5. Misalignment of Channel Supports and Channel Compensation: Globalization of supply and instant information of price and availability make clearer the opaqueness of competition. Wholesalers simply cannot hide price on “A and B” item commodities like they used to.
The time required for the end customer to size up a competitive offering and tender an order is reduced. To combat the real-time effects of more perfect information and more product sources, manufacturers and wholesalers have stretched existing channel supports and compensation from planned events that support strategy to something less than tactical events to “just get the order.”
Growing methods of channel compensation include SPAs (special pricing agreements) where wholesalers get special pricing, specific to the order, to match the competition. As e-commerce increases the customer’s loyalty to price, the use of SPAs balloons and becomes the dominant means of pricing. Too, volume rebate agreements, based on long-term horizons and planned events, become increasingly less coherent as the customer bounces orders between suppliers.

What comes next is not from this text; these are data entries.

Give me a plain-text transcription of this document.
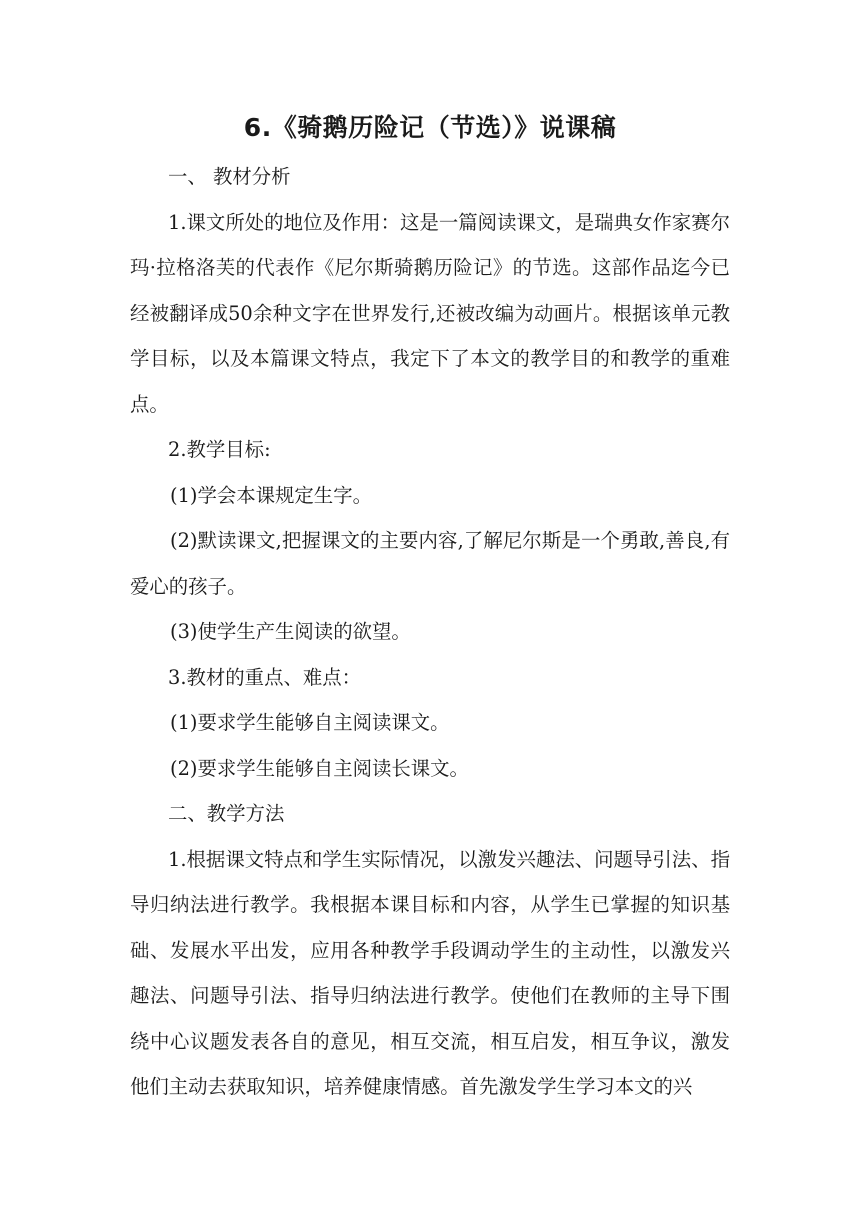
6.《骑鹅历险记（节选）》说课稿

一、 教材分析

1.课文所处的地位及作用：这是一篇阅读课文，是瑞典女作家赛尔玛·拉格洛芙的代表作《尼尔斯骑鹅历险记》的节选。这部作品迄今已经被翻译成50余种文字在世界发行,还被改编为动画片。根据该单元教学目标，以及本篇课文特点，我定下了本文的教学目的和教学的重难点。

2.教学目标:

(1)学会本课规定生字。

(2)默读课文,把握课文的主要内容,了解尼尔斯是一个勇敢,善良,有爱心的孩子。

(3)使学生产生阅读的欲望。

3.教材的重点、难点：

(1)要求学生能够自主阅读课文。

(2)要求学生能够自主阅读长课文。

二、教学方法

1.根据课文特点和学生实际情况，以激发兴趣法、问题导引法、指导归纳法进行教学。我根据本课目标和内容，从学生已掌握的知识基础、发展水平出发，应用各种教学手段调动学生的主动性，以激发兴趣法、问题导引法、指导归纳法进行教学。使他们在教师的主导下围绕中心议题发表各自的意见，相互交流，相互启发，相互争议，激发他们主动去获取知识，培养健康情感。首先激发学生学习本文的兴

Our view is that the entire field of Channel Compensation and Supports needs review between manufacturers and their distributors. The supports from yesteryear no longer make sense in a fast-moving and less loyal world stemming from technology and global competition.
These five areas of channel conflict stem from changes that, largely, began in the 1990s and just as partnership efforts were reaching their peak. In our next blog installment, we’ll address what wholesalers and their manufacturers need to do to limit channel conflict, and engage in a new era of partnership that can drive organic growth and shareholder value.

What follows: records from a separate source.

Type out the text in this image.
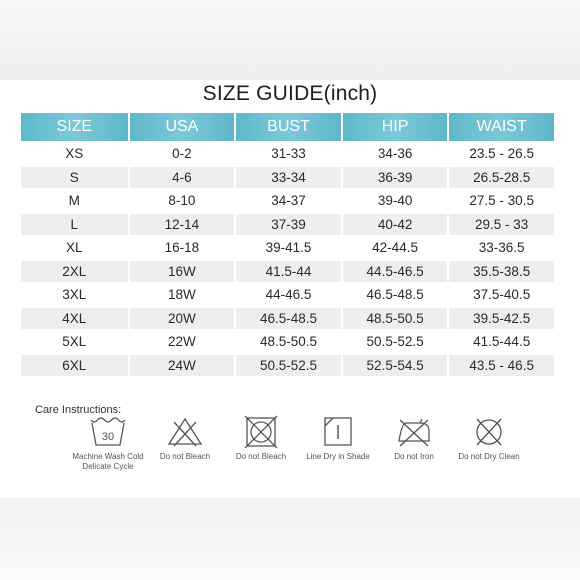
SIZE GUIDE(inch)
SIZE	USA	BUST	HIP	WAIST
XS	0-2	31-33	34-36	23.5 - 26.5
S	4-6	33-34	36-39	26.5-28.5
M	8-10	34-37	39-40	27.5 - 30.5
L	12-14	37-39	40-42	29.5 - 33
XL	16-18	39-41.5	42-44.5	33-36.5
2XL	16W	41.5-44	44.5-46.5	35.5-38.5
3XL	18W	44-46.5	46.5-48.5	37.5-40.5
4XL	20W	46.5-48.5	48.5-50.5	39.5-42.5
5XL	22W	48.5-50.5	50.5-52.5	41.5-44.5
6XL	24W	50.5-52.5	52.5-54.5	43.5 - 46.5
Care Instructions:
30
Machine Wash Cold
Delicate Cycle
Do not Bleach	Do not Bleach	Line Dry in Shade	Do not Iron	Do not Dry Clean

i Narus, J, Anderson, J, “Turn your distributors into partners,” Harvard Business Review, March-April 1986
ii Aftermarket Division of Emerson Electric, 1990-1997.
iii Benfield,S., Griffith, S., “Disruption in the Channel,” Power Publishing, 2007.
iv Benfield, S., “Growth Research for Merchant Wholesalers,” Industrial Supply Magazine, 2014.
v Benfield, S., Presentation to ISBM on the Distribution Supply Chain, February 2014, from Electrical Wholesaling’s annual review of top electrical distributors.
vi Benfield, S., “E-Commerce Research for Wholesalers,” Benfield Consulting sponsored research due Summer of 2014.